To NOT obey a government which we can change is ridiculous. We should obey, and if we find something we do not approve of, to change it. But obey till it is changed.

And so if a future Clinton or Obama government is able to pass a law like the one in Britain in effect disarming the population you will meekly comply by turning in your guns and "obey till it is changed"?


This is the difference between an anarchy and the rule of law.

Wrong, anarchy is the absence of government. Civil disobedience is a tool in the hands of a free people in their efforts against certain laws. It does not constitute an overthrow of the state and the imposition of an anarchist system.

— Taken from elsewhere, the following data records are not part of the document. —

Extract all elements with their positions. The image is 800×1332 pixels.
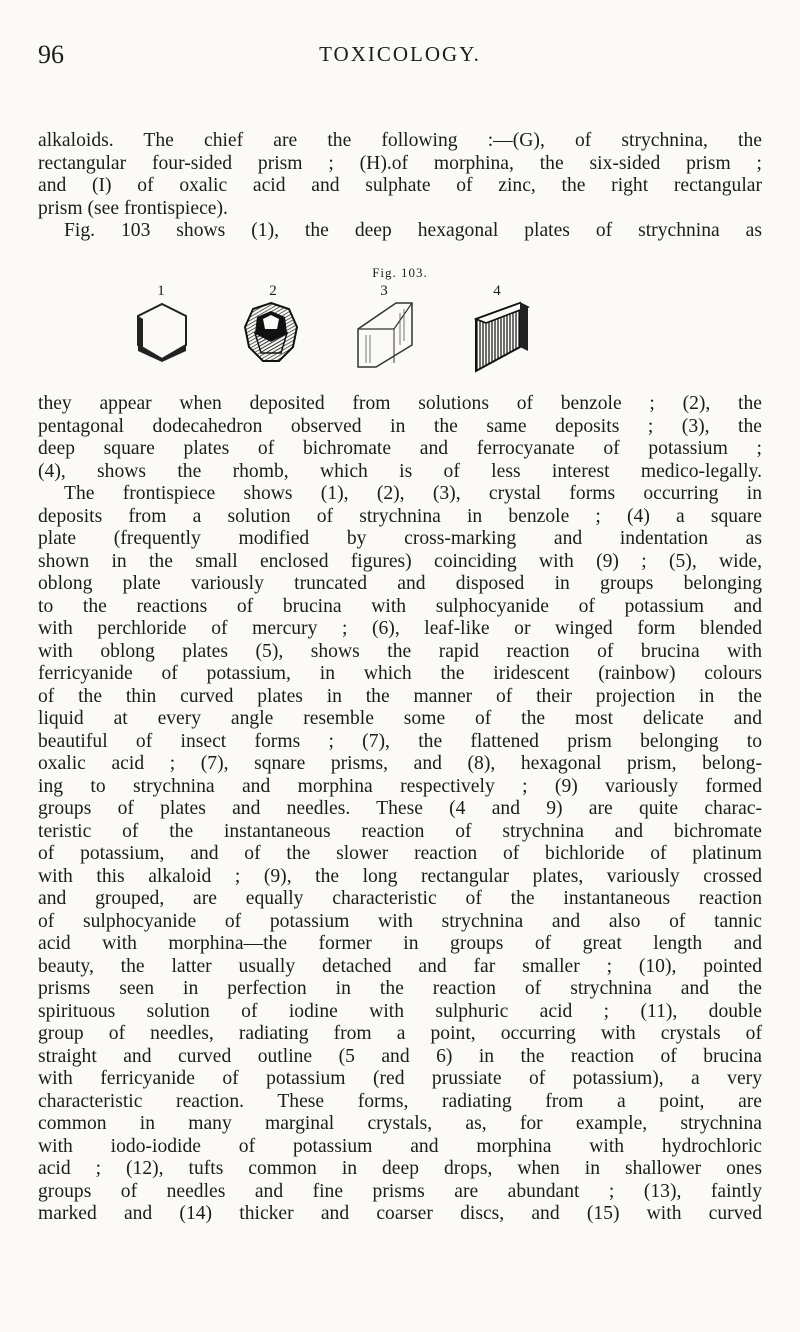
text-line: characteristic reaction. These forms, radiating from a point, are xyxy=(38,1090,762,1112)
dodecahedron-crystal xyxy=(241,301,301,365)
text-line: with perchloride of mercury ; (6), leaf-like or winged form blended xyxy=(38,618,762,639)
page-header xyxy=(38,40,762,70)
text-line: with oblong plates (5), shows the rapid reaction of brucina with xyxy=(38,640,762,662)
figure-caption: Fig. 103. xyxy=(372,265,428,280)
text-line: group of needles, radiating from a point, occurring with crystals of xyxy=(38,1023,762,1044)
paragraph-2 xyxy=(38,393,762,1226)
text-line: beauty, the latter usually detached and far smaller ; (10), pointed xyxy=(38,955,762,977)
text-line: prism (see frontispiece). xyxy=(38,197,228,219)
hexagonal-plate-crystal xyxy=(134,301,190,363)
text-line: Fig. 103 shows (1), the deep hexagonal plates of strychnina as xyxy=(64,220,762,241)
text-line: liquid at every angle resemble some of the most delicate and xyxy=(38,708,762,729)
rhomb-crystal xyxy=(464,301,532,373)
text-line: plate (frequently modified by cross-marking and indentation as xyxy=(38,528,762,549)
text-line: to the reactions of brucina with sulphocyanide of potassium and xyxy=(38,595,762,617)
text-line: deep square plates of bichromate and ferrocyanate of potassium ; xyxy=(38,438,762,459)
text-line: of potassium, and of the slower reaction of bichloride of platinum xyxy=(38,843,762,864)
text-line: they appear when deposited from solutions of benzole ; (2), the xyxy=(38,393,762,414)
text-line: rectangular four-sided prism ; (H).of morphina, the six-sided prism ; xyxy=(38,152,762,174)
text-line: with this alkaloid ; (9), the long rectangular plates, variously crossed xyxy=(38,865,762,887)
text-line: and (I) of oxalic acid and sulphate of zinc, the right rectangular xyxy=(38,175,762,196)
text-line: marked and (14) thicker and coarser discs, and (15) with curved xyxy=(38,1203,762,1224)
figure-label-3: 3 xyxy=(380,283,388,299)
square-plate-crystal xyxy=(354,301,416,369)
text-line: The frontispiece shows (1), (2), (3), crystal forms occurring in xyxy=(64,483,762,504)
figure-label-4: 4 xyxy=(493,283,501,299)
text-line: deposits from a solution of strychnina in benzole ; (4) a square xyxy=(38,505,762,527)
text-line: oblong plate variously truncated and disposed in groups belonging xyxy=(38,573,762,594)
text-line: straight and curved outline (5 and 6) in the reaction of brucina xyxy=(38,1045,762,1067)
text-line: of the thin curved plates in the manner of their projection in the xyxy=(38,685,762,707)
text-line: groups of needles and fine prisms are abundant ; (13), faintly xyxy=(38,1180,762,1202)
text-line: with ferricyanide of potassium (red prussiate of potassium), a very xyxy=(38,1068,762,1089)
text-line: ferricyanide of potassium, in which the iridescent (rainbow) colours xyxy=(38,663,762,684)
text-line: alkaloids. The chief are the following :—(G), of strychnina, the xyxy=(38,130,762,151)
text-line: with iodo-iodide of potassium and morphina with hydrochloric xyxy=(38,1135,762,1157)
text-line: teristic of the instantaneous reaction of strychnina and bichromate xyxy=(38,820,762,842)
figure-label-2: 2 xyxy=(269,283,277,299)
figure-label-1: 1 xyxy=(157,283,165,299)
figure-103 xyxy=(38,265,762,390)
text-line: and grouped, are equally characteristic of the instantaneous reaction xyxy=(38,888,762,909)
text-line: pentagonal dodecahedron observed in the same deposits ; (3), the xyxy=(38,415,762,437)
text-line: beautiful of insect forms ; (7), the flattened prism belonging to xyxy=(38,730,762,752)
running-head: TOXICOLOGY. xyxy=(319,42,481,66)
paragraph-1 xyxy=(38,130,762,243)
text-line: groups of plates and needles. These (4 and 9) are quite charac- xyxy=(38,798,762,819)
page-number: 96 xyxy=(38,40,64,69)
text-line: oxalic acid ; (7), sqnare prisms, and (8), hexagonal prism, belong- xyxy=(38,753,762,774)
text-line: of sulphocyanide of potassium with strychnina and also of tannic xyxy=(38,910,762,932)
text-line: prisms seen in perfection in the reaction of strychnina and the xyxy=(38,978,762,999)
text-line: spirituous solution of iodine with sulphuric acid ; (11), double xyxy=(38,1000,762,1022)
text-line: common in many marginal crystals, as, for example, strychnina xyxy=(38,1113,762,1134)
text-line: (4), shows the rhomb, which is of less interest medico-legally. xyxy=(38,460,762,482)
text-line: acid with morphina—the former in groups of great length and xyxy=(38,933,762,954)
text-line: ing to strychnina and morphina respectively ; (9) variously formed xyxy=(38,775,762,797)
text-line: acid ; (12), tufts common in deep drops, when in shallower ones xyxy=(38,1158,762,1179)
text-line: shown in the small enclosed figures) coinciding with (9) ; (5), wide, xyxy=(38,550,762,572)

By the way there are many different types of "anarchists" and "anarchisms": Anarcho-Syndicalism (trade union based), Anarcho-capitalism (free-market based) etc., etc.

Ron Paul has responded to some Libertarian critics of his support for secure borders and immigration restrictions by pointing out that it is critical that this country be protected and that he does not subscribe to an anarchist system which would do away with national borders.
 
Of course civil disobedience is a right and duty. What do you think this second amendment thing is all about?
Let me put it this way:
when a long train of abuses and usurpations, pursuing invariably the same Object evinces a design to reduce them under absolute Despotism, it is their right, it is their duty, to throw off such Government, and to provide new Guards for their future security.